Other finishes include flame retardants for safety, anti-bacterial coatings for sportswear, and softeners for comfort. These aren’t just optional extras either – they’re a key part of how modern textiles function. All are made possible by targeted, engineered chemistry.
Performance enhancing chemistry
From stretch leggings to waterproof jackets, performance clothing is defined by its chemistry. Elastane fibres, (commonly known by brand names like Lycra or Spandex) provide stretch through their coiled polymer chains, which can extend and return to shape repeatedly without damage.
Waterproof and breathable fabrics are even more chemically sophisticated. Technologies like Gore-Tex use microporous membranes made from expanded PTFE (polytetrafluoroethylene), which have pores small enough to block water droplets but large enough to allow water vapour to escape. Hydrophilic coatings, another method, absorb moisture and move it across the fabric surface by diffusion.
Even basics like colour fastness, anti-pilling treatments, and UV protection rely on tailored chemical strategies. Chemical bonding agents help dyes stay fast after repeated washes. Enzyme washes remove fuzz and prevent pilling. UV-absorbing finishes protect both fabric and skin.
Whether we notice it or not, science ensures that our clothes keep looking good, feeling comfortable, and working hard across a wide range of environments and uses.
Giving new life to old textiles with Worn Again
So, what happens when these garments reach the end of their life?
For blended textiles like polycotton, recycling has previously been a dead end. The mixture of natural and synthetic fibres defeats most recycling technologies, which are designed to process either one or the other.
But Worn Again Technologies is changing that. Using a proprietary chemical recycling process, Worn Again can separate and purify both the polyester and cellulose from polycotton fabrics. Through solvent systems and precision filtration, each component is extracted and refined to a high purity.
The result? High-quality raw materials that can be reintroduced into the textile supply chain as if they were virgin materials – but without the environmental cost of extracting or growing them anew. This means fewer fossil fuels, less water usage, and a genuine step towards a circular economy.
This is – if you’ll forgive the pun – chemistry as a solution – clean, efficient, and circular.
Chemistry, reimagined
There can be a tendency to view chemistry with suspicion, especially in the sustainability space. People associate it with pollution, toxins, and unnatural materials. But the truth is, the clothes we wear every day are the result of chemical innovation – from fibre creation to finishing treatments.

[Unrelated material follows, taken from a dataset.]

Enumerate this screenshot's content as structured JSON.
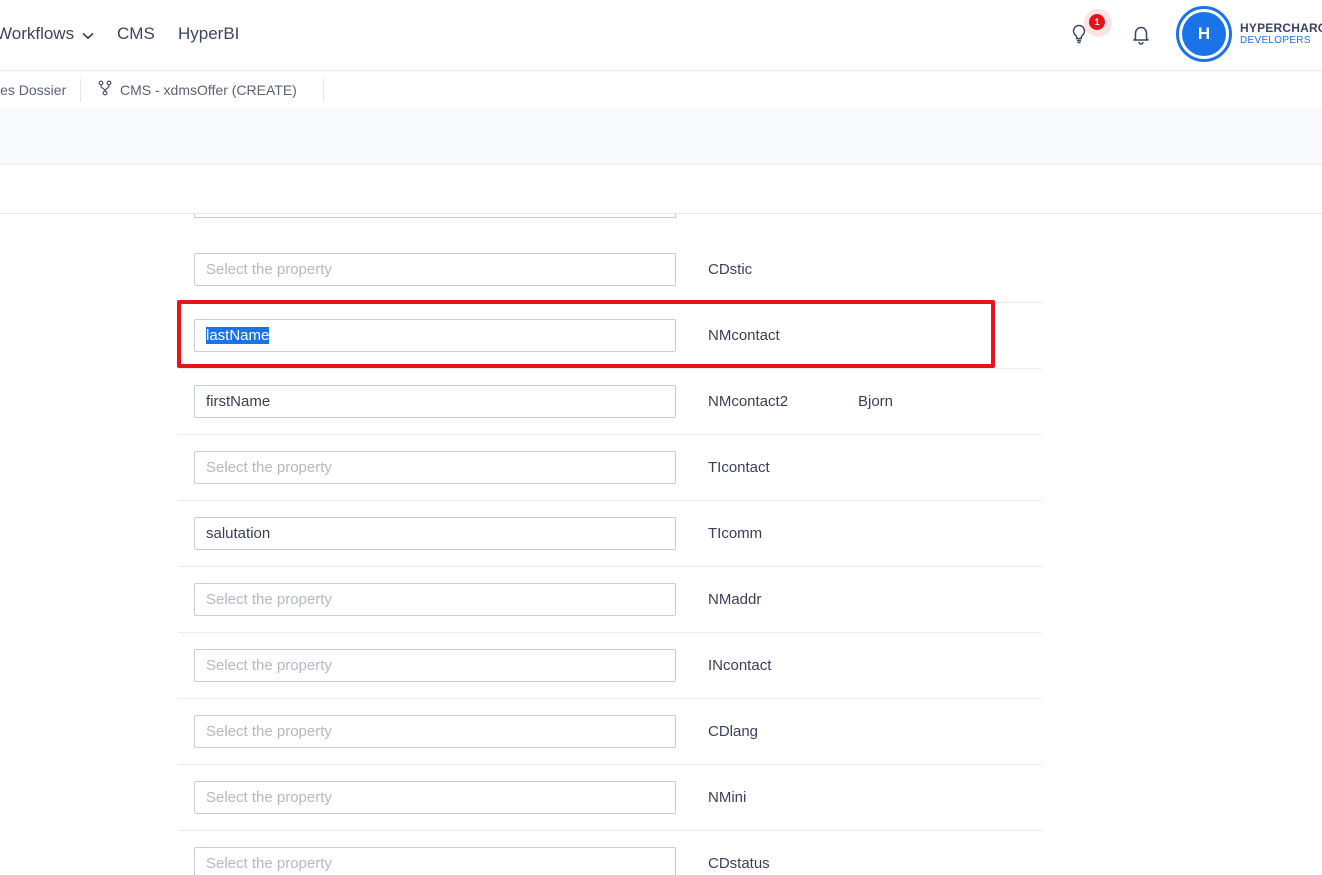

Without chemistry, we wouldn’t have sportswear that stays dry, jackets that block wind, or even socks that don’t lose their shape. Fashion has always been a product of scientific progress. And now, it can also be a platform for environmental progress.
Worn Again’s technology doesn’t disrupt this process. It completes it. By closing the loop on blended fabrics, it offers a smarter, science-backed future for fashion – one where materials retain their value, and waste is no longer the end of the story.
And that’s something we can all feel good about wearing.